A hair raising ride

Michael Bushnell
Publisher


In their 1950 book, “City of the Future,” which celebrates Kansas City’s first 100 years, Henry Haskell Jr. and Richard B. Fowler give this description on the inaugural trip down the new and quite precarious Ninth Street incline into the West Bottoms:

“On the trial run of the 9th Street line, a grip-car and two trailers (open air cars) had reached the head of the incline filled with prominent citizens. The occupants took one frightened glance at the precipitous descent ahead of them [it had an average fall of 18.5 feet in every 100] and leaped for safety. The little tram proceeded to the bottom, with the grip-man and brakeman standing in brave, but lonely, grandeur.”

This black and white postcard published by the Union Pacific Railroad shows the view from the top of the Ninth Street line into the West Bottoms and Union Avenue. Designed by celebrated Civil Engineer Robert Gillham, the incline had its share of hair-raising experiences.

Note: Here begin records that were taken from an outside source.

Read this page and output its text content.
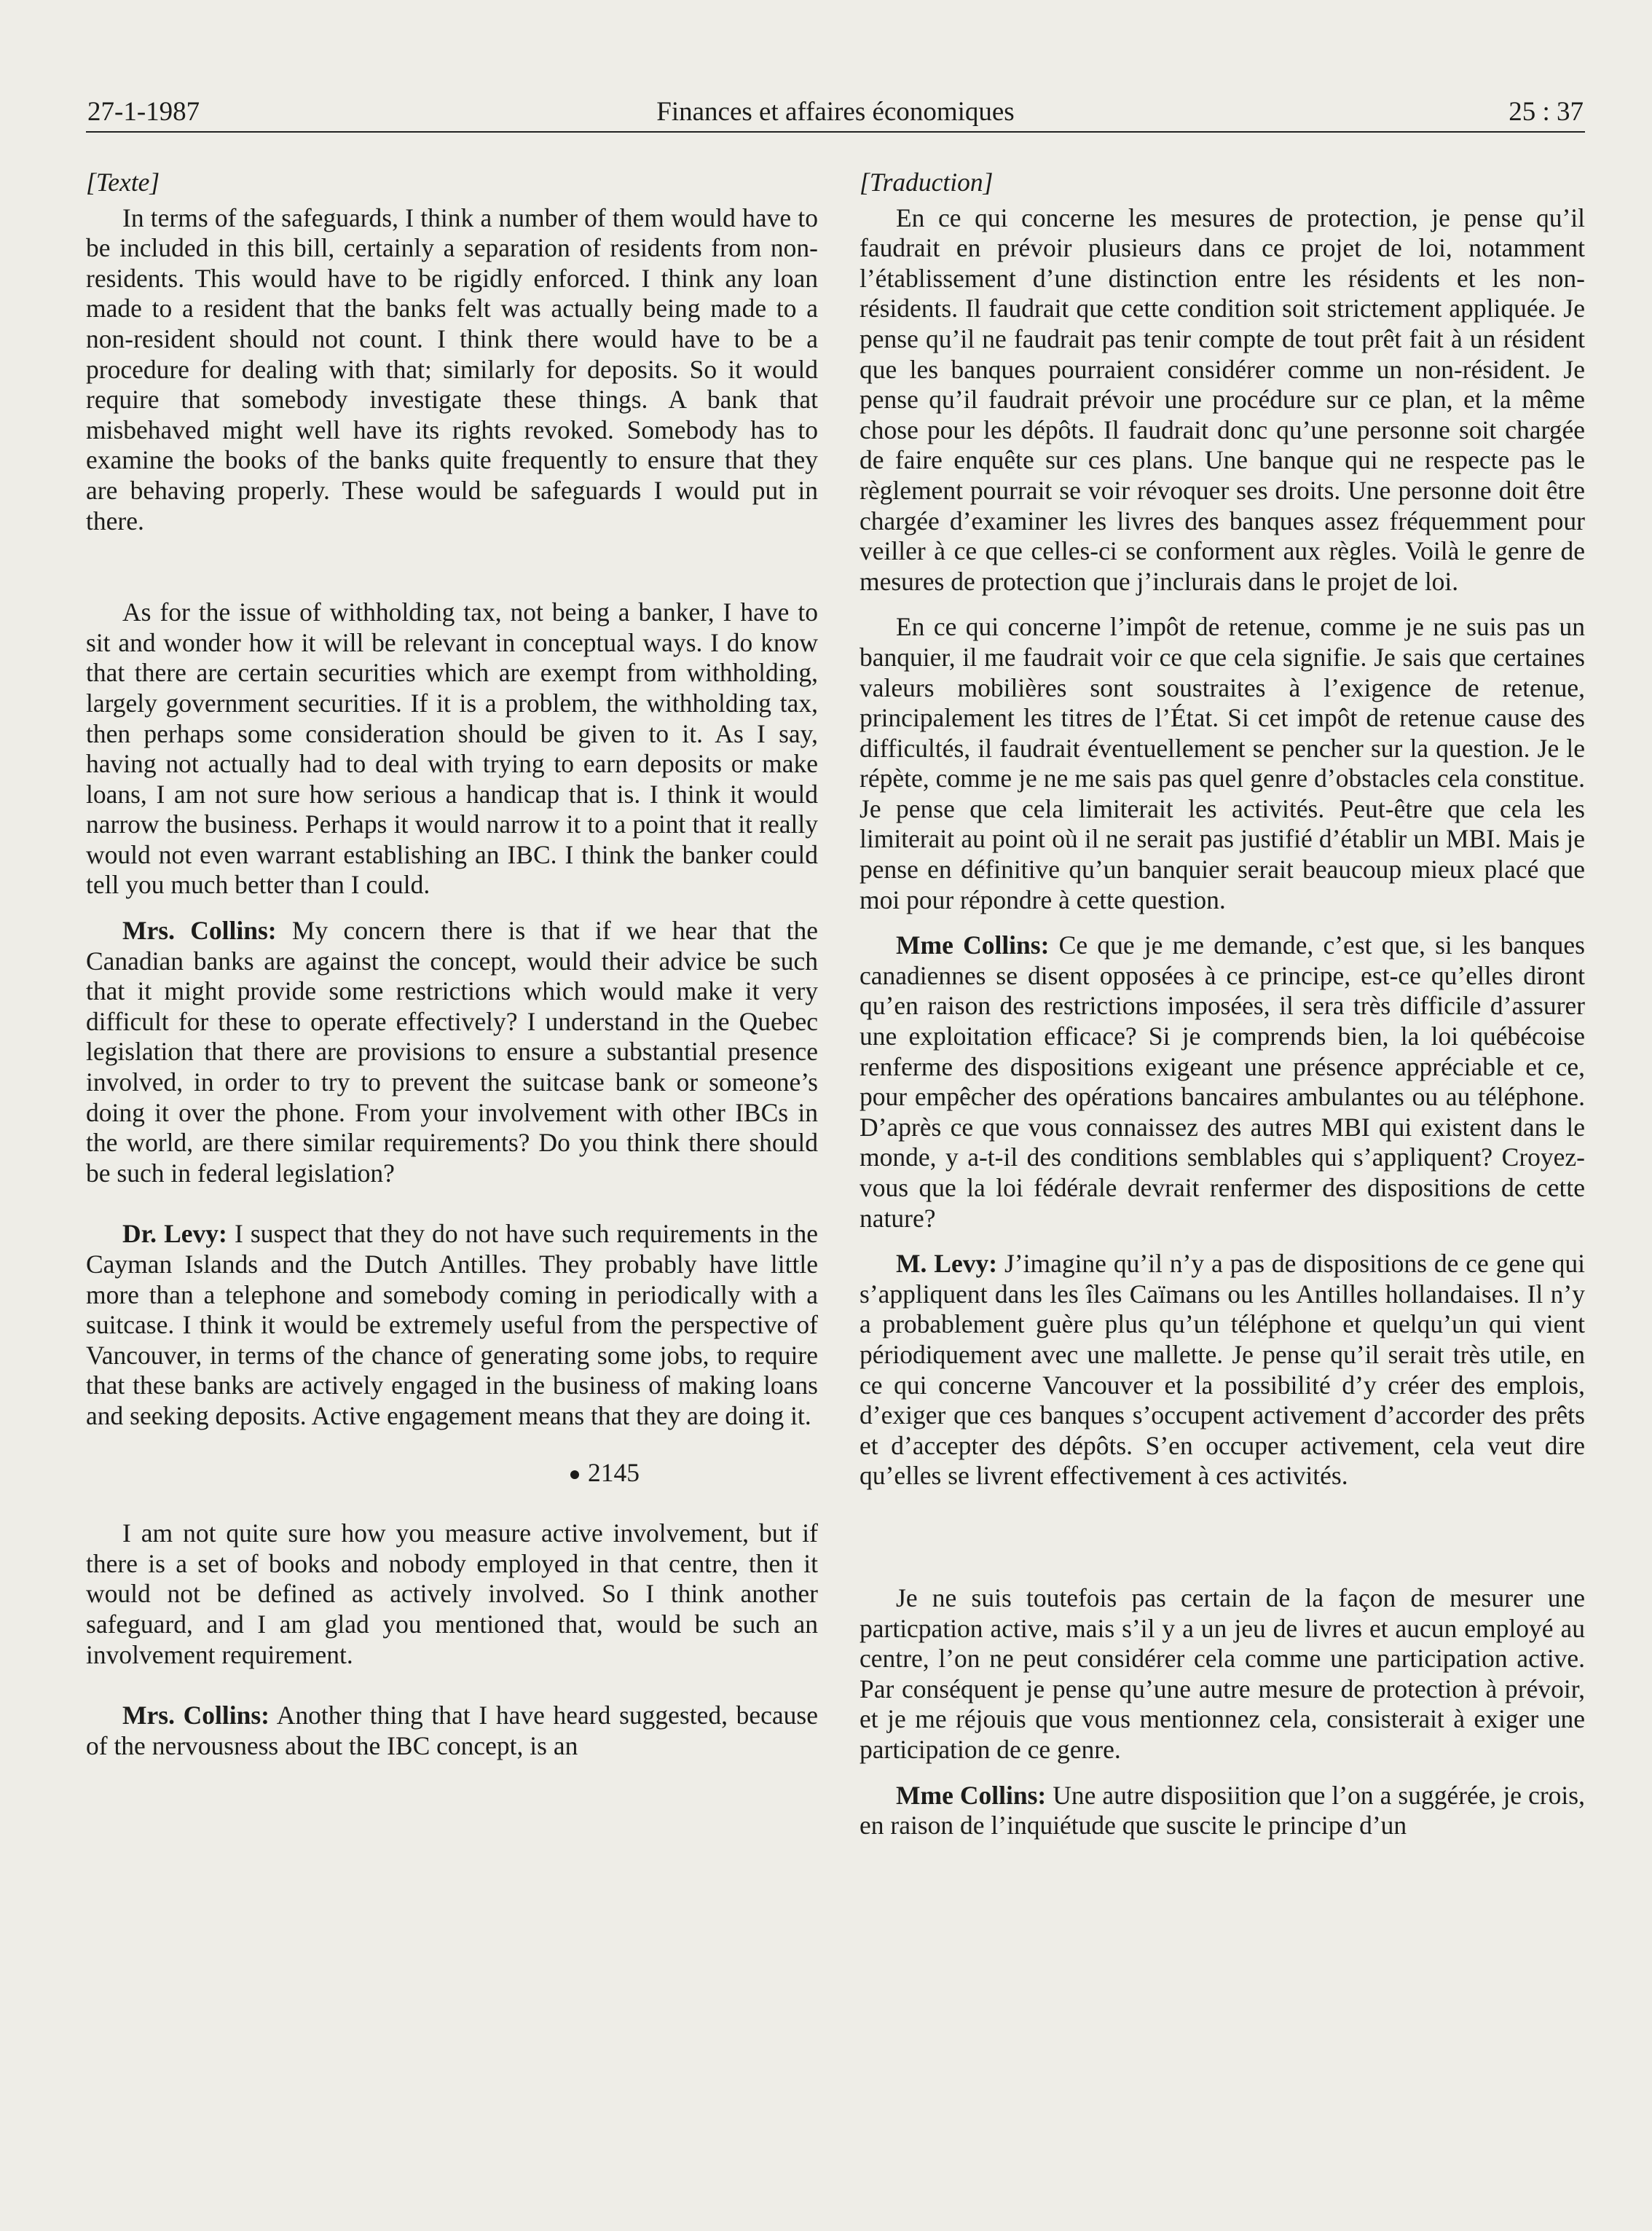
27-1-1987	Finances et affaires économiques	25 : 37
[Texte]

In terms of the safeguards, I think a number of them would have to be included in this bill, certainly a separation of residents from non-residents. This would have to be rigidly enforced. I think any loan made to a resident that the banks felt was actually being made to a non-resident should not count. I think there would have to be a procedure for dealing with that; similarly for deposits. So it would require that somebody investigate these things. A bank that misbehaved might well have its rights revoked. Somebody has to examine the books of the banks quite frequently to ensure that they are behaving properly. These would be safeguards I would put in there.

As for the issue of withholding tax, not being a banker, I have to sit and wonder how it will be relevant in conceptual ways. I do know that there are certain securities which are exempt from withholding, largely government securities. If it is a problem, the withholding tax, then perhaps some consideration should be given to it. As I say, having not actually had to deal with trying to earn deposits or make loans, I am not sure how serious a handicap that is. I think it would narrow the business. Perhaps it would narrow it to a point that it really would not even warrant establishing an IBC. I think the banker could tell you much better than I could.

Mrs. Collins: My concern there is that if we hear that the Canadian banks are against the concept, would their advice be such that it might provide some restrictions which would make it very difficult for these to operate effectively? I understand in the Quebec legislation that there are provisions to ensure a substantial presence involved, in order to try to prevent the suitcase bank or someone’s doing it over the phone. From your involvement with other IBCs in the world, are there similar requirements? Do you think there should be such in federal legislation?

Dr. Levy: I suspect that they do not have such requirements in the Cayman Islands and the Dutch Antilles. They probably have little more than a telephone and somebody coming in periodically with a suitcase. I think it would be extremely useful from the perspective of Vancouver, in terms of the chance of generating some jobs, to require that these banks are actively engaged in the business of making loans and seeking deposits. Active engagement means that they are doing it.

2145

I am not quite sure how you measure active involvement, but if there is a set of books and nobody employed in that centre, then it would not be defined as actively involved. So I think another safeguard, and I am glad you mentioned that, would be such an involvement requirement.

Mrs. Collins: Another thing that I have heard suggested, because of the nervousness about the IBC concept, is an

[Traduction]

En ce qui concerne les mesures de protection, je pense qu’il faudrait en prévoir plusieurs dans ce projet de loi, notamment l’établissement d’une distinction entre les résidents et les non-résidents. Il faudrait que cette condition soit strictement appliquée. Je pense qu’il ne faudrait pas tenir compte de tout prêt fait à un résident que les banques pourraient considérer comme un non-résident. Je pense qu’il faudrait prévoir une procédure sur ce plan, et la même chose pour les dépôts. Il faudrait donc qu’une personne soit chargée de faire enquête sur ces plans. Une banque qui ne respecte pas le règlement pourrait se voir révoquer ses droits. Une personne doit être chargée d’examiner les livres des banques assez fréquemment pour veiller à ce que celles-ci se conforment aux règles. Voilà le genre de mesures de protection que j’inclurais dans le projet de loi.

En ce qui concerne l’impôt de retenue, comme je ne suis pas un banquier, il me faudrait voir ce que cela signifie. Je sais que certaines valeurs mobilières sont soustraites à l’exigence de retenue, principalement les titres de l’État. Si cet impôt de retenue cause des difficultés, il faudrait éventuellement se pencher sur la question. Je le répète, comme je ne me sais pas quel genre d’obstacles cela constitue. Je pense que cela limiterait les activités. Peut-être que cela les limiterait au point où il ne serait pas justifié d’établir un MBI. Mais je pense en définitive qu’un banquier serait beaucoup mieux placé que moi pour répondre à cette question.

Mme Collins: Ce que je me demande, c’est que, si les banques canadiennes se disent opposées à ce principe, est-ce qu’elles diront qu’en raison des restrictions imposées, il sera très difficile d’assurer une exploitation efficace? Si je comprends bien, la loi québécoise renferme des dispositions exigeant une présence appréciable et ce, pour empêcher des opérations bancaires ambulantes ou au téléphone. D’après ce que vous connaissez des autres MBI qui existent dans le monde, y a-t-il des conditions semblables qui s’appliquent? Croyez-vous que la loi fédérale devrait renfermer des dispositions de cette nature?

M. Levy: J’imagine qu’il n’y a pas de dispositions de ce gene qui s’appliquent dans les îles Caïmans ou les Antilles hollandaises. Il n’y a probablement guère plus qu’un téléphone et quelqu’un qui vient périodiquement avec une mallette. Je pense qu’il serait très utile, en ce qui concerne Vancouver et la possibilité d’y créer des emplois, d’exiger que ces banques s’occupent activement d’accorder des prêts et d’accepter des dépôts. S’en occuper activement, cela veut dire qu’elles se livrent effectivement à ces activités.

Je ne suis toutefois pas certain de la façon de mesurer une particpation active, mais s’il y a un jeu de livres et aucun employé au centre, l’on ne peut considérer cela comme une participation active. Par conséquent je pense qu’une autre mesure de protection à prévoir, et je me réjouis que vous mentionnez cela, consisterait à exiger une participation de ce genre.

Mme Collins: Une autre disposiition que l’on a suggérée, je crois, en raison de l’inquiétude que suscite le principe d’un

Patrons who boarded streetcars east of downtown had to first ride past “old wide awake” intersection of Ninth and Main streets, where Traffic Officer Mike Tuite would shout “wide awake” to warn oblivious pedestrians and buggy drivers of the approaching streetcar traveling down the steep hill that approaches Main Street on Ninth Street.

As the streetcar traveled west, passengers prepared themselves for the harrowing ride down the almost 20 percent grade into the West Bottoms. The line was completed in 1885 and was one of Gillham’s more celebrated accomplishments. At the time, the newly constructed incline was one of two direct routes from downtown to Union Depot and the stockyards, the other being through the Eighth Street tunnel.

Gillham, known as the father of Kansas City’s cable railway system, died in 1899 at his mansion at 2106 Independence Blvd. at the young age of 35.

Roughly six years later, the incline he designed and built would be dismantled to pave the way for George Kessler’s West Terrace Park project that included Kersey Coates Drive, designed to spruce up the West Bluffs as part of the then fledgling “City Beautiful” movement embraced by the city’s new Parks Department.

This postcard was mailed on Sept. 21, 1910, to Mr. M. J. Ayres of St. Charles, Ill. The message on the back reads, “Left K.C. at 6 pm. All well. Will be back in K.C. Sunday. Norman.”